A LinkedIn profile is marketing copy you wrote yourself. A Slack workspace ID only means something inside the workspace. name@company.com is different. You didn't issue it to yourself — your employer did. You can't create your own @anthropic.com. That one line carries identity, role, and trust — all underwritten by the organization.
And one layer above that, there's another: a person vouching for a person. Someone putting their own name on a message that says "you should meet this one." The sender's identity is already trusted by the recipient. On top of that, the sender vouches for a third party.
It is the thickest form of professional trust we have.
This is exactly what the existing open professional networks haven't been able to deliver.

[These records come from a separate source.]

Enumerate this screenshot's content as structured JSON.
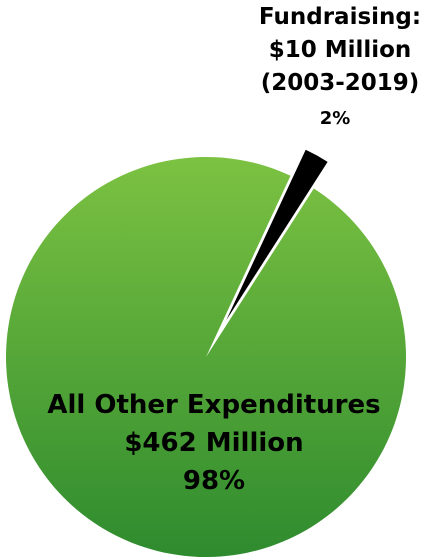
{
  "chart_data": {
    "type": "pie",
    "title": "",
    "slices": [
      {
        "name": "Fundraising",
        "label_lines": [
          "Fundraising:",
          "$10 Million",
          "(2003-2019)"
        ],
        "value_millions": 10,
        "percent_label": "2%",
        "percent": 2,
        "color": "#000000",
        "exploded": true
      },
      {
        "name": "All Other Expenditures",
        "label_lines": [
          "All Other Expenditures",
          "$462 Million"
        ],
        "value_millions": 462,
        "percent_label": "98%",
        "percent": 98,
        "color_top": "#7cc242",
        "color_bottom": "#2e8b2e",
        "exploded": false
      }
    ]
  }
}
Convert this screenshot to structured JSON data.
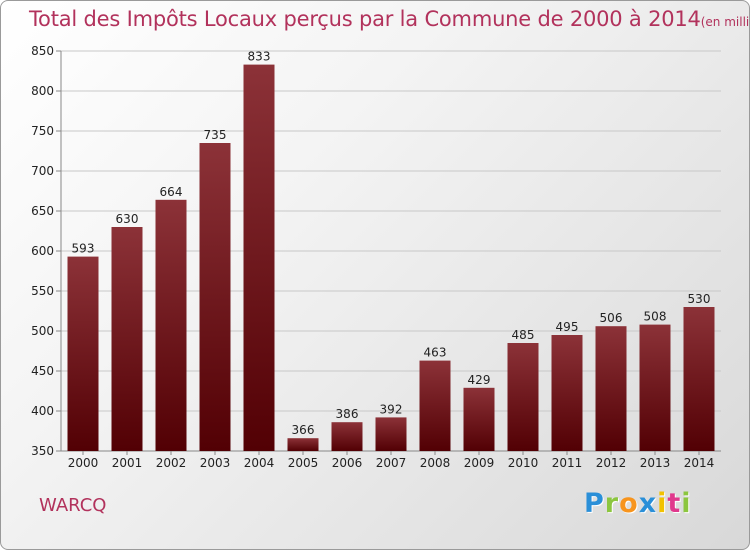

They promised to be the database of professional identity. Half of that promise has been kept — resumes live there now. But the half that matters — acting on intent, finding the right person for what you're trying to do — is still broken. Even paid search doesn't really work. So people route around it, using third-party tools like Apollo, Clay, Hunter, and Lemlist. The very existence of this workaround industry is proof that the original promise has structurally failed.
And where does the output of all that routing-around end up? Email. Automated cold outreach tools dump message after message into inboxes every day. The reason email is so noisy isn't accidental. It's the runoff from platforms that couldn't do their own job.
Ads. Auto-sends. Cold outreach generated by the workaround industry. Perfunctory notices. The inbox belongs to no one in particular, and so it became everyone's dumping ground.
A familiar conclusion follows: we need a new platform — one that walls off the channel. But that's just a repeat of the path that's already been tried and failed. A new platform builds another wall, and the first message of consequence still ends up coming back to email, still by way of someone's introduction.
Networks can be closed. Channels must stay open.
The medium isn't what needs to change. What gets sent across it does.
So we decided to treat the inbox — the oldest interface we still use — with care. Every time we send something, we ask: Who is vouching? Why now? Is the next step clear? Does this email earn the right to be opened ahead of every other message waiting there?
The inbox didn't break by accident. Bringing it back can't happen by accident either.